Arthur
This is Arthur, my grandfather, newly commissioned around 1939. Six ft tall, handsome, newly married, serious, kind, a lover of nature. I only knew him as a child, a quiet, troubled man who would smoke cigarettes in the garage of his tiny house in Bickley, sipping surreptitiously from the bottle of vodka he kept there.
He was lovely to me, his first grandchild, gentle and calm. He would buy me sweets and read me stories - but I never knew what horrors he had endured. Later, when I was in my early twenties, and shortly before he died from alcohol-related problems, I would visit him and he would slip me a fiver, asking me to buy him a forbidden bottle from the off-licence. I saw him then as a pathetic figure, in the grip of the drink, unable to function. I wish I had had the intelligence and the foresight to understand him better.
Five years after that photograph was taken, he emerged from the Burmese jungle, weighing about 8 stone and riddled with every tropical disease you could think of. My uncle still has the sword of the Japanese officer who came at him, intending to slice off his head. He shot him at point blank range, but he later told my uncle that ‘he came at me, every night, for years’.
He rarely spoke about his war. But one night, he unburdened himself to my uncle. There were heartbreaking tales of young friends and revered superiors being killed beside him in the bloody campaigns of Dunkirk, Crete and Tobruk, but it was when talking about Burma that he started to stumble and stammer. In common with so many others from that terrible campaign, Arthur, it turned out, had had to do the worst thing an officer ever has to do behind enemy lines: he had killed some of his own men, as an act of kindness, because they were too sick or wounded to carry on and no one wanted to end up in the hands of the Japanese.

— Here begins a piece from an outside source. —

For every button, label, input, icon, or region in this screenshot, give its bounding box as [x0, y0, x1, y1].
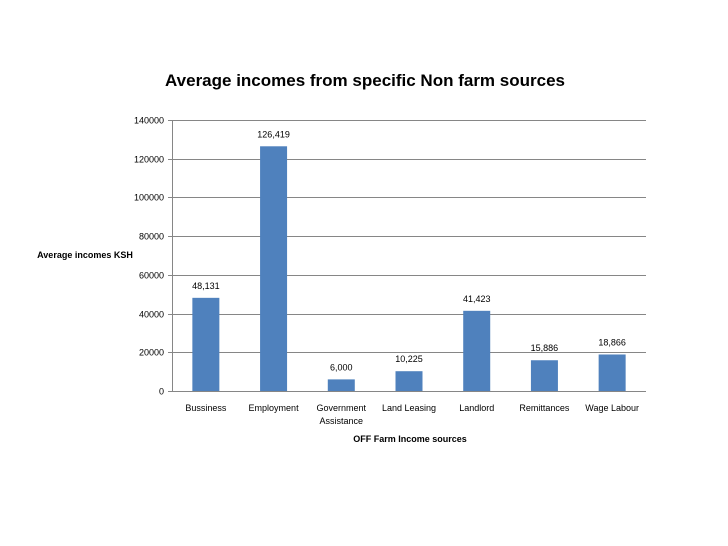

‘I did some things you shouldn’t have to do,’ he said haltingly to my uncle. ‘Nobody can understand.’ He drank hard to silence the memories, and eventually drank himself to death.
The only inkling I ever had of his pain was when once, visiting us in Italy, I woke in the middle of the night to find him pacing wildly, mumbling about ‘dark forces’ that were coming to get us. His intensity was frightening, the lost look in his eyes unfathomable. I’m ashamed to say I never understood. And I don’t think anyone really did.
I raise a glass to you, Arthur, on this 80th anniversary of VJ Day. And I thank you now, in your grave, for your inestimable sacrifice.



Thank you for this story and for the picture of your brave grandfather. Funnily enough I just listened to that section of the audiobook today (which I am very much enjoying).
My granddad too served in Burma. The family story is that he was missing presumed dead for a while, cut off behind Japanese lines for a period. After the war he endured a long long journey home and knocked on his Dad's front door, who answered and told him he'd have to come back later as he was working nights and didn't want to be disturbed!